Banking bill could thwart Cuba travel

 

A plane takes off from Tampa International Airport this week. All services that require financial transactions, including visas needed to travel to Cuba, have been halted.
CHRIS URSO/STAFF

A plane takes off from Tampa International Airport this week. All services that require financial transactions, including visas needed to travel to Cuba, have been halted.

By Paul Guzzo | Tribune Staff

Published: February 22, 2014

TAMPA — Those in favor of normalized relations with Cuba have held out hope that a bank in Florida — the state with the largest Cuban-American population in the U.S. — would agree to service the island nation’s bank accounts when others won’t.

Continued regular air travel between the U.S. and Cuba may hang in the balance.

But a bill advancing through the state Legislature may dash those hopes in what may be a case of unintended consequences.

House Bill 673, sponsored by Milton Republican Rep.
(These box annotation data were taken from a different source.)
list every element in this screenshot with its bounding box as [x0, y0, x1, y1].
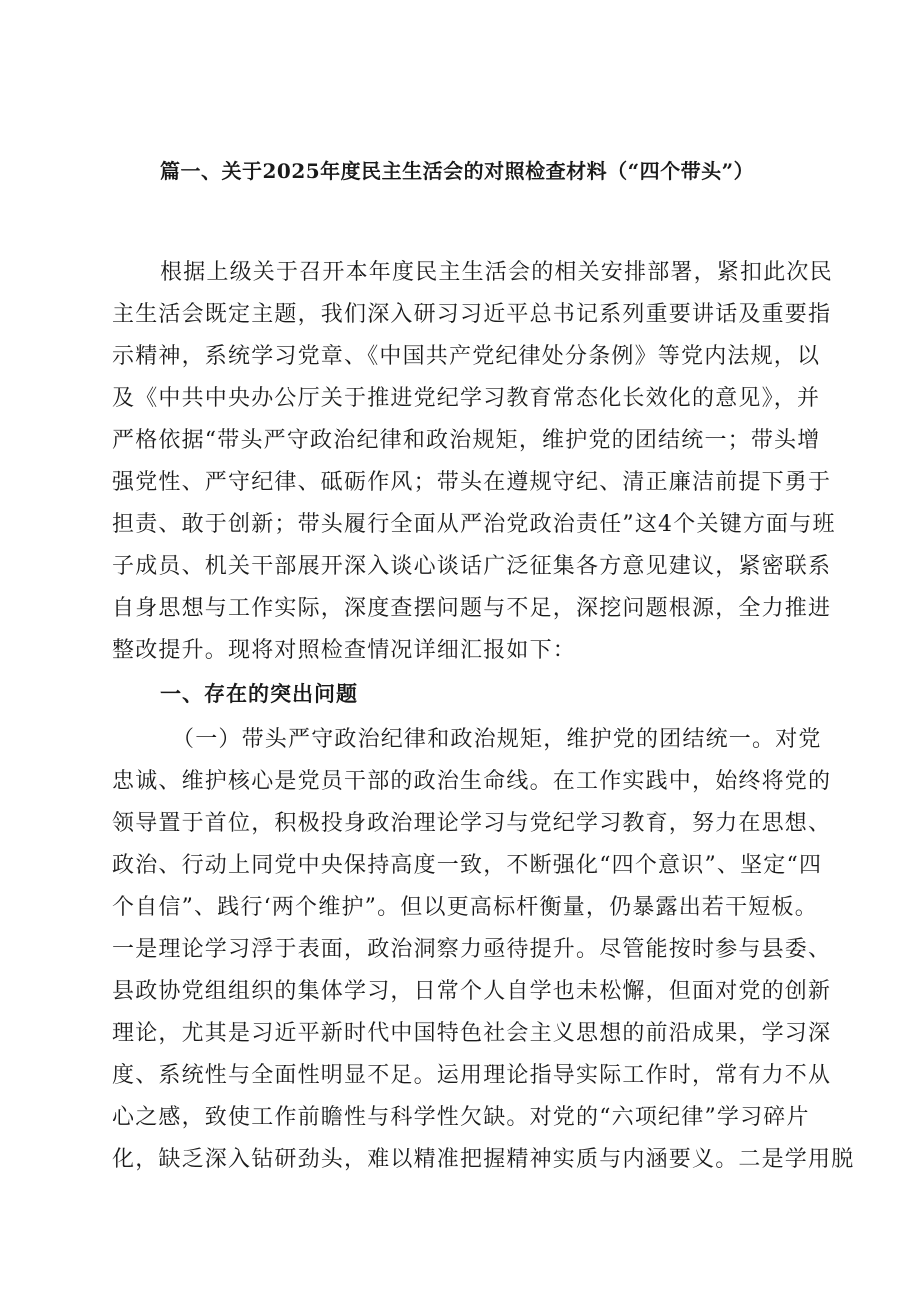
section-line: 一是理论学习浮于表面，政治洞察力亟待提升。尽管能按时参与县委、 — [112, 937, 832, 962]
intro-line: 子成员、机关干部展开深入谈心谈话广泛征集各方意见建议，紧密联系 — [112, 554, 832, 579]
section-one-paragraph — [112, 719, 855, 1181]
section-line: （一）带头严守政治纪律和政治规矩，维护党的团结统一。对党 — [172, 727, 822, 752]
intro-line: 示精神，系统学习党章、《中国共产党纪律处分条例》等党内法规，以 — [112, 344, 821, 369]
section-line: 县政协党组组织的集体学习，日常个人自学也未松懈，但面对党的创新 — [112, 979, 832, 1004]
intro-line: 根据上级关于召开本年度民主生活会的相关安排部署，紧扣此次民 — [160, 260, 833, 285]
intro-line: 严格依据“带头严守政治纪律和政治规矩，维护党的团结统一；带头增 — [112, 428, 821, 453]
section-line: 政治、行动上同党中央保持高度一致，不断强化“四个意识”、坚定“四 — [112, 853, 823, 878]
section-line: 理论，尤其是习近平新时代中国特色社会主义思想的前沿成果，学习深 — [112, 1021, 832, 1046]
intro-line: 强党性、严守纪律、砥砺作风；带头在遵规守纪、清正廉洁前提下勇于 — [112, 470, 832, 495]
document-title: 篇一、关于2025年度民主生活会的对照检查材料（“四个带头”） — [160, 159, 755, 183]
intro-paragraph — [112, 252, 836, 672]
intro-line: 担责、敢于创新；带头履行全面从严治党政治责任”这4个关键方面与班 — [112, 512, 836, 537]
intro-line: 主生活会既定主题，我们深入研习习近平总书记系列重要讲话及重要指 — [112, 302, 832, 327]
intro-line: 自身思想与工作实际，深度查摆问题与不足，深挖问题根源，全力推进 — [112, 596, 832, 621]
section-line: 化，缺乏深入钻研劲头，难以精准把握精神实质与内涵要义。二是学用脱 — [112, 1147, 855, 1172]
section-heading: 一、存在的突出问题 — [160, 681, 358, 706]
section-line: 心之感，致使工作前瞻性与科学性欠缺。对党的“六项纪律”学习碎片 — [112, 1105, 810, 1130]
intro-line: 及《中共中央办公厅关于推进党纪学习教育常态化长效化的意见》，并 — [112, 386, 821, 411]
section-line: 忠诚、维护核心是党员干部的政治生命线。在工作实践中，始终将党的 — [112, 769, 832, 794]
section-line: 领导置于首位，积极投身政治理论学习与党纪学习教育，努力在思想、 — [112, 811, 832, 836]
section-line: 度、系统性与全面性明显不足。运用理论指导实际工作时，常有力不从 — [112, 1063, 832, 1088]
section-line: 个自信”、践行‘两个维护”。但以更高标杆衡量，仍暴露出若干短板。 — [112, 895, 818, 920]
intro-line: 整改提升。现将对照检查情况详细汇报如下： — [112, 638, 577, 663]
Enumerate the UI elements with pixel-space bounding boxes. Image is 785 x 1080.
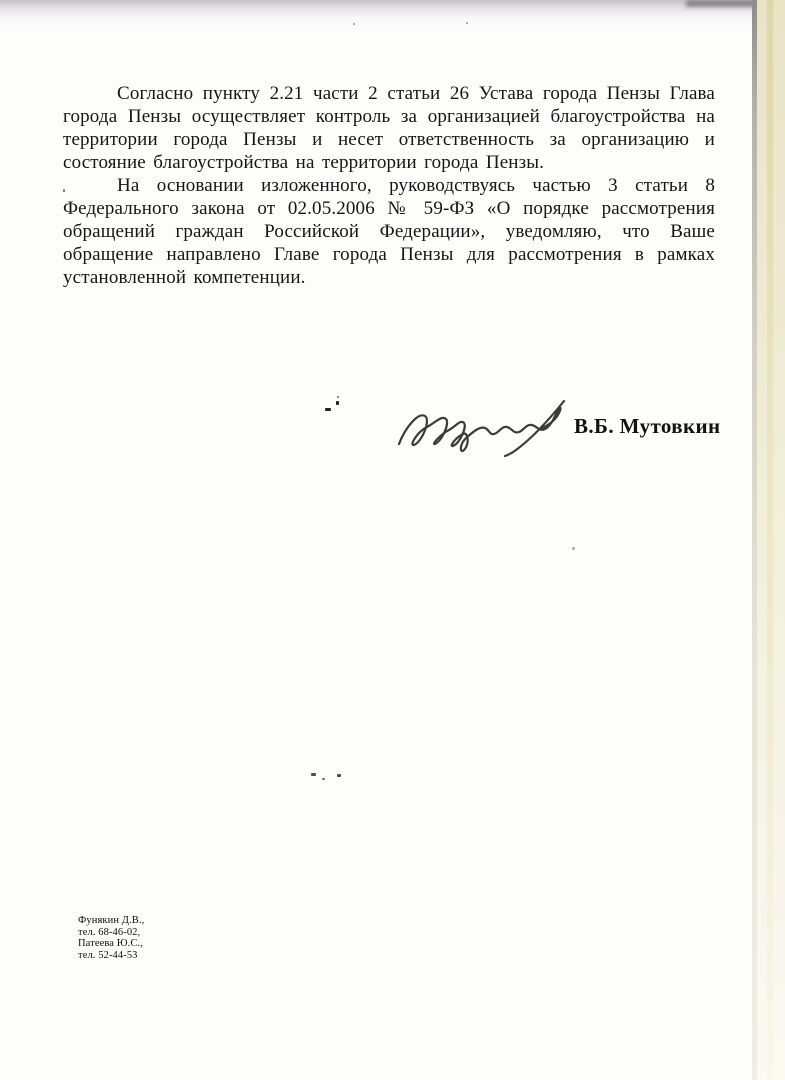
contact-line: Патеева Ю.С.,: [78, 938, 143, 949]
contact-line: Фунякин Д.В.,: [78, 915, 145, 926]
contact-line: тел. 52-44-53: [78, 949, 138, 961]
signer-name: В.Б. Мутовкин: [574, 414, 721, 438]
scan-top-right-shadow: [686, 0, 758, 7]
paragraph-legal-basis: Согласно пункту 2.21 части 2 статьи 26 Устава города Пензы Глава города Пензы осуществляет контроль за организацией благоустройства на территории города Пензы и несет ответственность за организацию и состояние благоустройства на территории города Пензы.: [63, 83, 715, 173]
ink-speck: [337, 396, 339, 398]
page-edge-strip-line: [767, 0, 773, 1080]
ink-speck: [466, 22, 468, 24]
contact-line: тел. 68-46-02,: [78, 926, 141, 938]
handwritten-signature-icon: [392, 392, 572, 467]
scan-top-shadow: [0, 0, 785, 30]
letter-body: [63, 82, 715, 289]
ink-speck: [63, 189, 65, 192]
contact-footer: [78, 915, 144, 961]
ink-speck: [353, 23, 355, 25]
ink-speck: [311, 773, 316, 776]
paragraph-notification: На основании изложенного, руководствуясь частью 3 статьи 8 Федерального закона от 02.05.2006 № 59-ФЗ «О порядке рассмотрения обращений граждан Российской Федерации», уведомляю, что Ваше обращение направлено Главе города Пензы для рассмотрения в рамках установленной компетенции.: [63, 175, 715, 288]
ink-speck: [572, 547, 575, 550]
ink-speck: [325, 408, 331, 411]
ink-speck: [337, 774, 341, 777]
ink-speck: [322, 778, 325, 780]
ink-speck: [336, 401, 339, 405]
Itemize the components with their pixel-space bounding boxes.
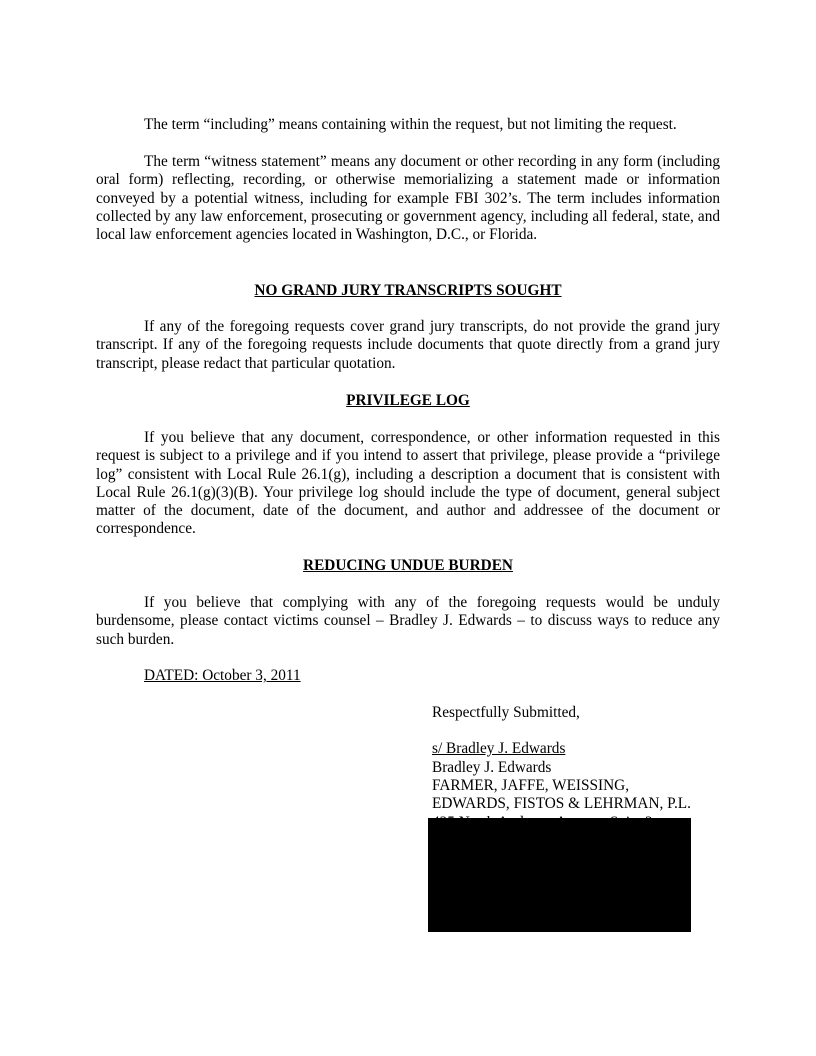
undue-burden-paragraph: If you believe that complying with any of the foregoing requests would be unduly burdensome, please contact victims counsel – Bradley J. Edwards – to discuss ways to reduce any such burden. [96,594,720,648]
closing: Respectfully Submitted, [432,704,580,721]
signature-block [432,704,732,813]
witness-statement-definition: The term “witness statement” means any document or other recording in any form (including oral form) reflecting, recording, or otherwise memorializing a statement made or information conveyed by a potential witness, including for example FBI 302’s. The term includes information collected by any law enforcement, prosecuting or government agency, including all federal, state, and local law enforcement agencies located in Washington, D.C., or Florida. [96,153,720,244]
attorney-name: Bradley J. Edwards [432,758,552,776]
electronic-signature: s/ Bradley J. Edwards [432,740,566,758]
dated-line: DATED: October 3, 2011 [144,667,301,684]
grand-jury-paragraph: If any of the foregoing requests cover grand jury transcripts, do not provide the grand jury transcript. If any of the foregoing requests include documents that quote directly from a grand jury transcript, please redact that particular quotation. [96,318,720,372]
grand-jury-heading: NO GRAND JURY TRANSCRIPTS SOUGHT [254,282,562,299]
privilege-log-paragraph: If you believe that any document, correspondence, or other information requested in this request is subject to a privilege and if you intend to assert that privilege, please provide a “privilege log” consistent with Local Rule 26.1(g), including a description a document that is consistent with Local Rule 26.1(g)(3)(B). Your privilege log should include the type of document, general subject matter of the document, date of the document, and author and addressee of the document or correspondence. [96,429,720,538]
firm-name-line-1: FARMER, JAFFE, WEISSING, [432,776,630,794]
redaction-box [428,818,691,932]
including-definition: The term “including” means containing within the request, but not limiting the request. [144,116,677,133]
privilege-log-heading: PRIVILEGE LOG [346,392,470,409]
firm-name-line-2: EDWARDS, FISTOS & LEHRMAN, P.L. [432,795,691,813]
undue-burden-heading: REDUCING UNDUE BURDEN [303,557,513,574]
Doug Broxson, includes a number of changes in financial regulations, one of which would require Florida banks doing business with those suspected of supporting terrorism to file the same reports with the state as they already are required to do on a federal level.

Under the federal law, this includes nations designated as sponsors of terrorism: Cuba, Iran, Syria and Sudan.

“Banks were afraid of doing business with Cuba before this bill was proposed because of the federal regulations and fines,” said Bill Hauf, president of Island Travel & Tours, whose flights serve Tampa and Havana. “Now that the state is also involved, adding another level of bureaucracy and oversight, there is no way a state bank will want to be involved.”

Because of the strict reporting requirements and the threat of fines for failing to follow them meticulously, it appears no one wants to be Cuba’s banker in the United States.

The requirements were imposed after the 9/11 terrorist attacks in order to help keep terrorist money from entering the U.S. through financial institutions.

Cuba’s former banker, Buffalo-based M&T Bank, has ceased depositing checks for the Cuban Interests Section in Washington, D.C., and on March 1 will cut all ties with Cuba.

Until a new U.S. bank agrees to handle Cuba’s account, the Interests Section has stopped all services that require financial transactions, including the issuing of visas needed to travel to Cuba.